Appellant contends that the indictment was insufficient, His demurrer thereto was overruled. The charging part of the indictment is in this language: "With force and arms in the county aforesaid and within the jurisdiction of this court the store house of T.B. Camp, then and there situated, feloniously and burglariously did break and enter, with intent the goods, chattels, and personal property of the said T.B. Camp, in said store house kept for use and sale, then and there feloniously and burglariously to take, steal and carry away; and one one hundred-pound sack of sugar of the value of five dollars and twenty-five cents in good and lawful money of the United States, the property of the said T.B. Camp, in said store house kept for use and sale, then and there willfully and feloniously did take steal and carry away."
The indictment was drawn under section 817, Code of 1930, which is in this language:
"Every person who shall be convicted of breaking and entering, in the day or night, any shop, store, booth, tent, warehouse, or other building, ship, steamboat, flatboat, or railroad car in which any goods, merchandise, or valuable thing shall be kept for use, sale, deposit, or transportation, with intent to steal therein, or to commit any felony, or who shall be convicted of breaking and entering, in the day or nighttime, any building within the curtilage of a dwelling house, not joined to, immediately connected with, or forming a part thereof, shall be guilty of burglary, and imprisoned in the penitentiary not more than seven years." *709
It is argued that the indictment should have charged whether the crime was committed in the day or night-time. There is no merit in this contention. The statute does not make any difference in the grade of a night-time burglary and a daytime burglary, the punishment is the same. Appellant contends further that the indictment is defective in that it failed to charge felonious intent in the commission of the larceny. We think a complete answer to that contention is that the indictment itself plainly charges a felonious intent not only in the breaking and entering but also in the larceny.
The state's case was this, and it was ample to sustain the conviction: T.B. Camp was a country merchant in Monroe county; his storehouse was about one hundred twenty yards from his residence. On the night of March 15, 1934, about nine o'clock he heard a car drive up near the store; it made a noise like a T-model Ford. He looked out, saw a light in the store, and shot at it twice. In two or three minutes he heard the car move away, then he went to the store and found the door broken open and a hundred-pound sack of sugar, a lot of handkerchiefs, pins, needles, tire patching, spoons, coffee, canned goods, and crackers missing. (The indictment charged the appellant with the larceny of a hundred-pound sack of sugar.) Camp, his son, and his neighbors, Blaylock and Ray, followed the tracks of the car. The tracks were unusual in that one of them had a narrow bar across the casing which left a distinguishing mark. About two hundred yards from the store they found a sack of sugar; they also found along the way some canned goods, crackers, and coffee, all of which were identified as having come out of Camp's store. They followed the tracks something like five miles when the car was overtaken; it was a T-model Ford car with a bar across the casing of one of the tires. Appellant was in this car. The car had no license tag, and they arrested him upon that ground, and found in the car two spoons which Camp *710 identified as having come from his store. Appellant at first refused to give his name.

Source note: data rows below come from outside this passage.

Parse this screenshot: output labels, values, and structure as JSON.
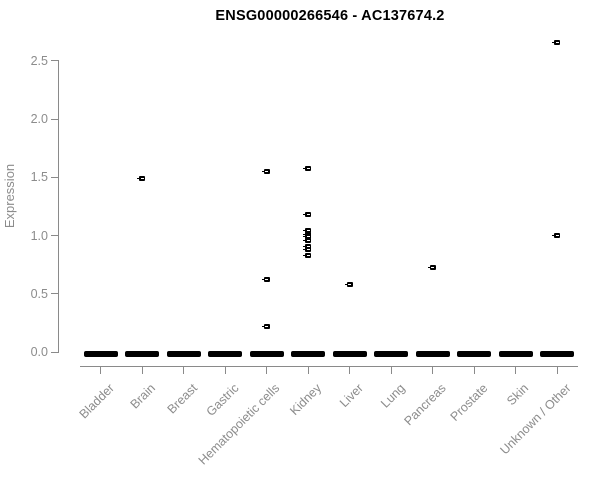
{
  "title": "ENSG00000266546 - AC137674.2",
  "chart_data": {
    "type": "scatter",
    "title": "ENSG00000266546 - AC137674.2",
    "xlabel": "",
    "ylabel": "Expression",
    "ylim": [
      0.0,
      2.5
    ],
    "yticks": [
      "0.0",
      "0.5",
      "1.0",
      "1.5",
      "2.0",
      "2.5"
    ],
    "grid": false,
    "legend": "none",
    "marker_style": "small black square with white median line and left whisker tick",
    "zero_cluster_note": "every category shows a dense cluster of overlapping points at expression 0, rendered as a thick black dash",
    "categories": [
      {
        "label": "Bladder",
        "zero_cluster": true,
        "outliers": []
      },
      {
        "label": "Brain",
        "zero_cluster": true,
        "outliers": [
          1.49
        ]
      },
      {
        "label": "Breast",
        "zero_cluster": true,
        "outliers": []
      },
      {
        "label": "Gastric",
        "zero_cluster": true,
        "outliers": []
      },
      {
        "label": "Hematopoietic cells",
        "zero_cluster": true,
        "outliers": [
          1.55,
          0.62,
          0.22
        ]
      },
      {
        "label": "Kidney",
        "zero_cluster": true,
        "outliers": [
          1.58,
          1.18,
          1.04,
          1.01,
          0.99,
          0.96,
          0.91,
          0.88,
          0.83
        ]
      },
      {
        "label": "Liver",
        "zero_cluster": true,
        "outliers": [
          0.58
        ]
      },
      {
        "label": "Lung",
        "zero_cluster": true,
        "outliers": []
      },
      {
        "label": "Pancreas",
        "zero_cluster": true,
        "outliers": [
          0.73
        ]
      },
      {
        "label": "Prostate",
        "zero_cluster": true,
        "outliers": []
      },
      {
        "label": "Skin",
        "zero_cluster": true,
        "outliers": []
      },
      {
        "label": "Unknown / Other",
        "zero_cluster": true,
        "outliers": [
          2.66,
          1.0
        ]
      }
    ],
    "colors": {
      "marker": "#000000",
      "axis": "#8a8a8a",
      "labels": "#8c8c8c",
      "title": "#000000",
      "background": "#ffffff"
    }
  }
}
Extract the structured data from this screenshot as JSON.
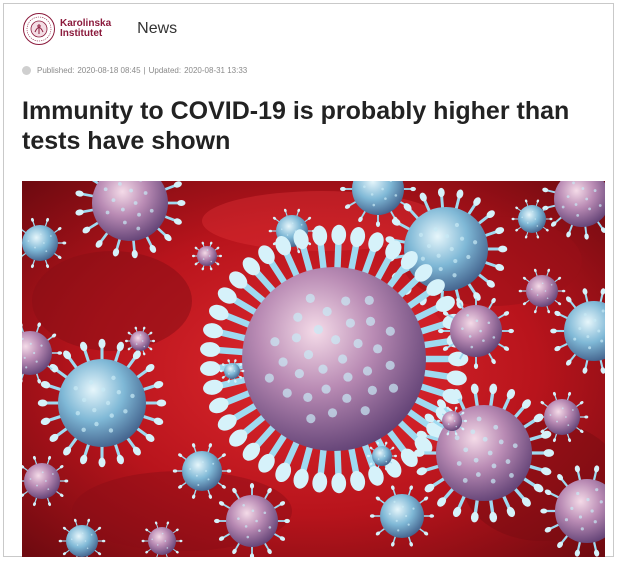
{
  "brand": {
    "name_line1": "Karolinska",
    "name_line2": "Institutet",
    "logo_icon": "karolinska-seal-icon",
    "color": "#8b1a3c"
  },
  "nav": {
    "news_label": "News"
  },
  "meta": {
    "published_label": "Published:",
    "published_value": "2020-08-18 08:45",
    "separator": "|",
    "updated_label": "Updated:",
    "updated_value": "2020-08-31 13:33"
  },
  "article": {
    "title": "Immunity to COVID-19 is probably higher than tests have shown",
    "hero_image": "coronavirus-illustration"
  },
  "colors": {
    "background": "#ffffff",
    "title": "#222222",
    "meta": "#8a8a8a",
    "hero_red": "#c4161c"
  }
}
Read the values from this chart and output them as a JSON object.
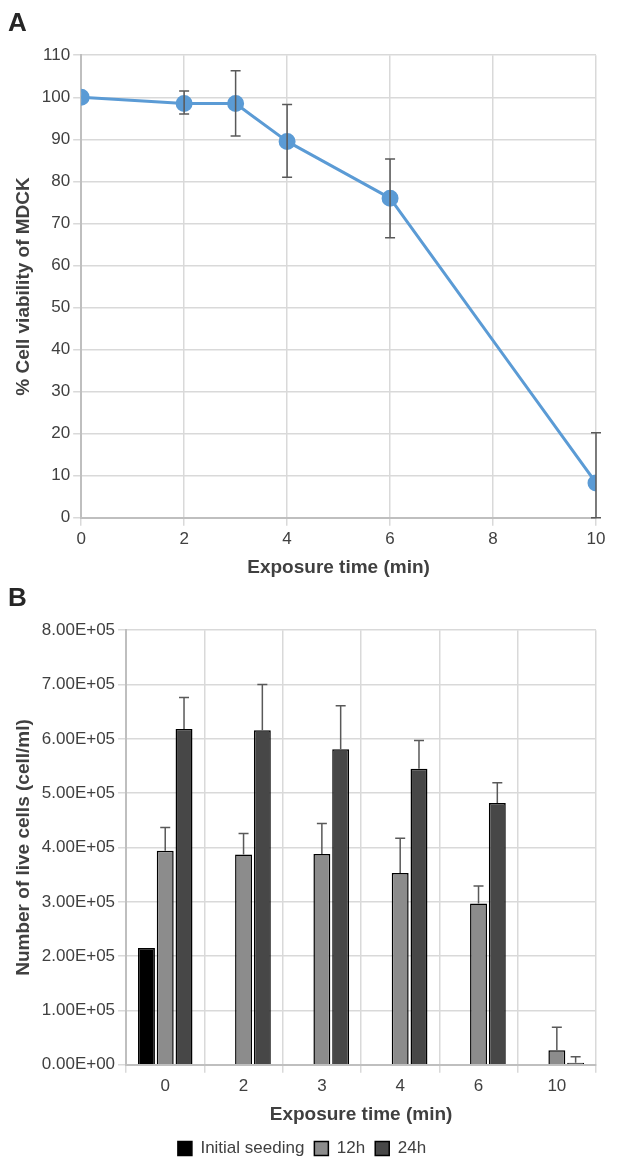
{
  "chart_data": [
    {
      "type": "line",
      "title": "A",
      "xlabel": "Exposure time (min)",
      "ylabel": "% Cell viability of MDCK",
      "x": [
        0,
        2,
        3,
        4,
        6,
        10
      ],
      "series": [
        {
          "color": "#5b9bd5",
          "values": [
            100,
            98.5,
            98.5,
            89.5,
            76,
            8.3
          ],
          "errors": [
            null,
            [
              96,
              101.5
            ],
            [
              90.8,
              106.3
            ],
            [
              81,
              98.3
            ],
            [
              66.6,
              85.3
            ],
            [
              0,
              20.2
            ]
          ]
        }
      ],
      "xlim": [
        0,
        10
      ],
      "xticks": [
        0,
        2,
        4,
        6,
        8,
        10
      ],
      "ylim": [
        0,
        110
      ],
      "yticks": [
        0,
        10,
        20,
        30,
        40,
        50,
        60,
        70,
        80,
        90,
        100,
        110
      ],
      "grid": true,
      "marker": "circle",
      "line_style": "solid"
    },
    {
      "type": "bar",
      "title": "B",
      "xlabel": "Exposure time (min)",
      "ylabel": "Number of live cells (cell/ml)",
      "categories": [
        "0",
        "2",
        "3",
        "4",
        "6",
        "10"
      ],
      "series": [
        {
          "name": "Initial seeding",
          "color": "#000000",
          "values": [
            215000,
            null,
            null,
            null,
            null,
            null
          ]
        },
        {
          "name": "12h",
          "color": "#8c8c8c",
          "values": [
            394000,
            387000,
            388000,
            353000,
            297000,
            27000
          ],
          "errors": [
            [
              394000,
              437000
            ],
            [
              387000,
              426000
            ],
            [
              388000,
              444000
            ],
            [
              353000,
              417000
            ],
            [
              297000,
              329000
            ],
            [
              27000,
              69000
            ]
          ]
        },
        {
          "name": "24h",
          "color": "#474747",
          "values": [
            618000,
            616000,
            581000,
            545000,
            482000,
            4000
          ],
          "errors": [
            [
              618000,
              676000
            ],
            [
              616000,
              700000
            ],
            [
              581000,
              661000
            ],
            [
              545000,
              597000
            ],
            [
              482000,
              519000
            ],
            [
              4000,
              15000
            ]
          ]
        }
      ],
      "ylim": [
        0,
        800000
      ],
      "yticks": [
        {
          "value": 0,
          "label": "0.00E+00"
        },
        {
          "value": 100000,
          "label": "1.00E+05"
        },
        {
          "value": 200000,
          "label": "2.00E+05"
        },
        {
          "value": 300000,
          "label": "3.00E+05"
        },
        {
          "value": 400000,
          "label": "4.00E+05"
        },
        {
          "value": 500000,
          "label": "5.00E+05"
        },
        {
          "value": 600000,
          "label": "6.00E+05"
        },
        {
          "value": 700000,
          "label": "7.00E+05"
        },
        {
          "value": 800000,
          "label": "8.00E+05"
        }
      ],
      "grid": true,
      "legend": "bottom"
    }
  ]
}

Appellant testified in his own behalf denying his guilt. He objected to the evidence of other stolen goods than the hundred-pound sack of sugar, this objection was overruled, and appellant assigns and argues that action of the court as error. From all the facts and circumstances, it is manifest that the person who stole the spoons and other missing things also stole the sack of sugar. There is no reasonable escape from that conclusion. It is difficult to conceive of circumstantial evidence of stronger probative value. It was competent. Wood v. State,
The court overruled appellant's objection to the evidence of the finding of the spoons in the car. The ground of the objection was that the evidence was obtained by a search without a search warrant. This contention is without merit. The search and seizure provision of the Constitution (section 23) has no application to searches and seizures by private individuals, it applies alone to governmental agencies. It was not shown that any of the persons making the arrest was an officer authorized to make arrests. Hampton v. State,
The district attorney in his argument to the jury used this language, referring to appellant: "He has hauled stuff off before." On appellant's objection the court cautioned the jury not to consider the statement. In the first place it is not manifest that the statement was an unreasonable deduction from all the evidence in the case. In the next place, if it was, it cannot be said with confidence that the jury did not disregard it as they were instructed to do by the court.